I spent some of my vacation geeking out on the geological glamor of the landscape around me. All around the region are landscapes shaped by fault block escarpments, very large volcanic eruptions, glaciers. The rocks that tell these stories are all around, little shrouded by soils or vegetation.

Of all these great forces, the one I know best is the glacier, since the glaciers that shaped my home turf in the White Mountains left calling cards that I recognize in glacial polish and U-shaped valleys.

More exotic to me are the bare rock faces that expose the complex history of layers, folds, uplifts, and inclusions.

Volcanic features are not prominent in the landscapes I see day to day, and I’m fascinated by the Long Valley Caldera formed 760,000 years ago with the emptying and collapse of a massive magma chamber.

On a previous trip we visited the Glass Mountain obsidian dome which is all that remains of the actual volcanoes. This trip we headed into the volcanic table land where the dust, ash, and pumice ejected 760,000 years ago fell straight back down into the caldera and welded together in a rock layer called Bishop tuff.
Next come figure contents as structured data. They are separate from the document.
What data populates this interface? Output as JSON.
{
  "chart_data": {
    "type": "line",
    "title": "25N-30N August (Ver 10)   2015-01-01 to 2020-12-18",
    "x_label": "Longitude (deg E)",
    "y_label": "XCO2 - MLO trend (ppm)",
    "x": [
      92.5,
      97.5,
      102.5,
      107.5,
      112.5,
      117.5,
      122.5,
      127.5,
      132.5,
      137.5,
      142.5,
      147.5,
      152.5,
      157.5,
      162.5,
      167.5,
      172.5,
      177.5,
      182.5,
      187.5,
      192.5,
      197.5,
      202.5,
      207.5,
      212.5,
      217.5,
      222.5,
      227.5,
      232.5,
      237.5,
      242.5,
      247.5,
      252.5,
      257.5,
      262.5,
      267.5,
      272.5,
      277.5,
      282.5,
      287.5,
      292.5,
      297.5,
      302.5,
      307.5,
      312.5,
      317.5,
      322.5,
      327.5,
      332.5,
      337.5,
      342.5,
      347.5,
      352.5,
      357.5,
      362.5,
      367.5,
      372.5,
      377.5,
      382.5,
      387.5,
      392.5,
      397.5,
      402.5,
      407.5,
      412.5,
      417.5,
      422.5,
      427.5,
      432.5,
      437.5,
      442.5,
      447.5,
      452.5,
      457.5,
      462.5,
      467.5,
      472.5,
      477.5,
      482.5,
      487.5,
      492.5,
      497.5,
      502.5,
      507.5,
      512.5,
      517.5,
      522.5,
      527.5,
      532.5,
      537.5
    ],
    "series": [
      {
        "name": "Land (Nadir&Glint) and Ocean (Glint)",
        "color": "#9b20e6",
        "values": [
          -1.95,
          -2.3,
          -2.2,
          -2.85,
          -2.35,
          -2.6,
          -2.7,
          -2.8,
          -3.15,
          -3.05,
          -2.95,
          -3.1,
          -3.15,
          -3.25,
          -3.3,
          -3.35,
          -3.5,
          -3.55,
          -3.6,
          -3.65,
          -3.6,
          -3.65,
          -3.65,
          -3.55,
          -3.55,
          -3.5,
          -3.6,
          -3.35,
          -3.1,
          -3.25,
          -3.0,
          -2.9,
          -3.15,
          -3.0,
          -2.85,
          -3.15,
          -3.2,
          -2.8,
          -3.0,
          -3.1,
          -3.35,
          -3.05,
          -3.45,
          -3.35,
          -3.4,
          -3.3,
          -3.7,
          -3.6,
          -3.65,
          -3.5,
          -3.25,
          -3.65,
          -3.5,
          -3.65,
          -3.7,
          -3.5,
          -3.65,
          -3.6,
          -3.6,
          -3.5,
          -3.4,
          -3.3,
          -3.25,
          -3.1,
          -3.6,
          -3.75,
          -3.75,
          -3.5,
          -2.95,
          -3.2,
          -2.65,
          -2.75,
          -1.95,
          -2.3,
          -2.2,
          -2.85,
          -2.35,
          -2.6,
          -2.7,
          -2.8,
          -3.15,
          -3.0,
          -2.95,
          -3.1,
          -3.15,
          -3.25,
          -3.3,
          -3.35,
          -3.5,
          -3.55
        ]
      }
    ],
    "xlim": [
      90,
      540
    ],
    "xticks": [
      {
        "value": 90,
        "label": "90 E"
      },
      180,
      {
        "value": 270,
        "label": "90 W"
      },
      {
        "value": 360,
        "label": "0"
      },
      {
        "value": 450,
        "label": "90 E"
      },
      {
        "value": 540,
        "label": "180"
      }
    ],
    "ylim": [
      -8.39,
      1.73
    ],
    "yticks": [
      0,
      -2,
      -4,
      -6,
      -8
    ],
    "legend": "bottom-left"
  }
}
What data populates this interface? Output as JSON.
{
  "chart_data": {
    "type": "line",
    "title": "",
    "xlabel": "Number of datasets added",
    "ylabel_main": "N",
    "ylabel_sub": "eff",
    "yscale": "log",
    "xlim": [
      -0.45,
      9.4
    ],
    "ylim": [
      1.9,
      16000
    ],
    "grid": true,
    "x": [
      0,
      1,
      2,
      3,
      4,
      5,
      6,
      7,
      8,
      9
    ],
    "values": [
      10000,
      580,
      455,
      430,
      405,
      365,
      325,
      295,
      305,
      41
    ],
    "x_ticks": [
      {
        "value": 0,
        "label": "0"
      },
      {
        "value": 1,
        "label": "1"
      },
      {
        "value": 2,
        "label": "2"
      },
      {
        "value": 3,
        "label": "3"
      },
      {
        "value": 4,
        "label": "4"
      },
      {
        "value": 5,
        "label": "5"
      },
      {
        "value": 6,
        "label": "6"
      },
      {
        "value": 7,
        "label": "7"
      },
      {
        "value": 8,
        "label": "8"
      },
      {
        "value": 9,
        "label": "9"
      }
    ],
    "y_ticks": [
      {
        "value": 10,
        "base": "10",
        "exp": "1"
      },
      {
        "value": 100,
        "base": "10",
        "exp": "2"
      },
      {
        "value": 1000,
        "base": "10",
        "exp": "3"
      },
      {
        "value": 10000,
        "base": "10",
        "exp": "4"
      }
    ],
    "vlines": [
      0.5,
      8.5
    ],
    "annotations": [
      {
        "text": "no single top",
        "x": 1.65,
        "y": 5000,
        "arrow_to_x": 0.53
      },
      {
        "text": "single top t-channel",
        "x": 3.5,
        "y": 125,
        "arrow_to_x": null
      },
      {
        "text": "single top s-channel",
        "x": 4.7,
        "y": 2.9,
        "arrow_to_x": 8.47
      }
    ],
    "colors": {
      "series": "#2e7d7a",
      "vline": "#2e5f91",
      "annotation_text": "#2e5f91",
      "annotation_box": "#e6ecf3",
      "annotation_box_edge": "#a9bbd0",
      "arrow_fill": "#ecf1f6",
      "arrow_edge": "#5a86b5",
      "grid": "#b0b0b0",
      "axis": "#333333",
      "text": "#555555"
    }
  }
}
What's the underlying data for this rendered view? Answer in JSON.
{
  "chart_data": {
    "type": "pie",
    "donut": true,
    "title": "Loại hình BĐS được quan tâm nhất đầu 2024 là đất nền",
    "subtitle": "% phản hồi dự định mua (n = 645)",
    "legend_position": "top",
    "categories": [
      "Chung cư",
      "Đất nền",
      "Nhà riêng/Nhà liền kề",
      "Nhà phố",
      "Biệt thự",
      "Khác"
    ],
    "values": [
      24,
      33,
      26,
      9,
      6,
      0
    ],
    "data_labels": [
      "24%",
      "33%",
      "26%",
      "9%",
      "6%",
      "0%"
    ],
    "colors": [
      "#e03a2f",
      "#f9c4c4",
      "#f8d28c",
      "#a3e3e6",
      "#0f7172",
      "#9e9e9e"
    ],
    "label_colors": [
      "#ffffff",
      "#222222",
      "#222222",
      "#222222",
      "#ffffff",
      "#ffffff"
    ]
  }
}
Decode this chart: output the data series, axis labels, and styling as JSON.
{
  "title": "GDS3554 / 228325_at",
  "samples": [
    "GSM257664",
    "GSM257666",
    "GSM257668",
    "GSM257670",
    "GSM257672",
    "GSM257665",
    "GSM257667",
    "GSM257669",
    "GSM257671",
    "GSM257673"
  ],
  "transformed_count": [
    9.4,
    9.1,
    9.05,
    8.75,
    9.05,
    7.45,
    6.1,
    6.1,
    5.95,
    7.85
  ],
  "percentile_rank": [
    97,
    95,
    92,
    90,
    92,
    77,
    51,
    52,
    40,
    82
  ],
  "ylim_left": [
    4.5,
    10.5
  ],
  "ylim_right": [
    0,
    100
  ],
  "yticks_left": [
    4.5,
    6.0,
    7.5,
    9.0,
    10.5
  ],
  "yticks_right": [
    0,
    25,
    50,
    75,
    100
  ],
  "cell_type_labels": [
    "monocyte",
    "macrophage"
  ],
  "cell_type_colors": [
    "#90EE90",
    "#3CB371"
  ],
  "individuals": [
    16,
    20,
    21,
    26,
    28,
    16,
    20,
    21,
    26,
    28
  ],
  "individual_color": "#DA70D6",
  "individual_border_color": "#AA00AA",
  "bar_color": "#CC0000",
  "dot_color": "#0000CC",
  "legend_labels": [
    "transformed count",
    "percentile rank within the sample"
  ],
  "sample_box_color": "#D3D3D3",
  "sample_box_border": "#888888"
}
Glaciers crept down from the mountains to the West, but ice never filled the caldera, so the tuff formations on the volcanic tableland are fractured by fault lines but were never polished by ice.

Geology, chemistry, and physics combine in strange and wonderful ways on planet Earth. On the shore of Crowley Lake (actually a reservoir used by Los Angeles to manage the water siphoned from the Owens River into the Los Angeles aqueduct), the tuff has eroded into arches and columns so regular it’s hard to believe they aren’t made by humans.

According to geologists from UC Berkeley, the columns and arches were formed during the eruption 760,000 years ago when cold water or snow percolated down through the hot ash until it turned to steam and flashed up again. This reaction created tougher tuff (sorry) that resists erosion by the waves and waters of Crowley Lake. The lake level is low now, so this particular grove of columns stands with their feet on the beach and not in the water.

This volcanic legacy isn’t just ancient history. The area is rife with warm and hot springs, including these boiling pools that empty into aptly named Hot Creek. Mammoth Lakes hosts a geothermal electricity generation complex powered by a deep, hot reservoir. Fumaroles continue to emit carbon dioxide— sometimes in sufficient amounts to kill trees or people. The US Geologic Service has a close eye on the area after a 10 inch bulge in the caldera came along with a 1980 earthquake. That road built in the 1980s that makes another connection between the town and the highway? Today it’s called “Mammoth Scenic Loop”, but internet legend (Wikipedia) relates that the original name was “Mammoth Escape Route”.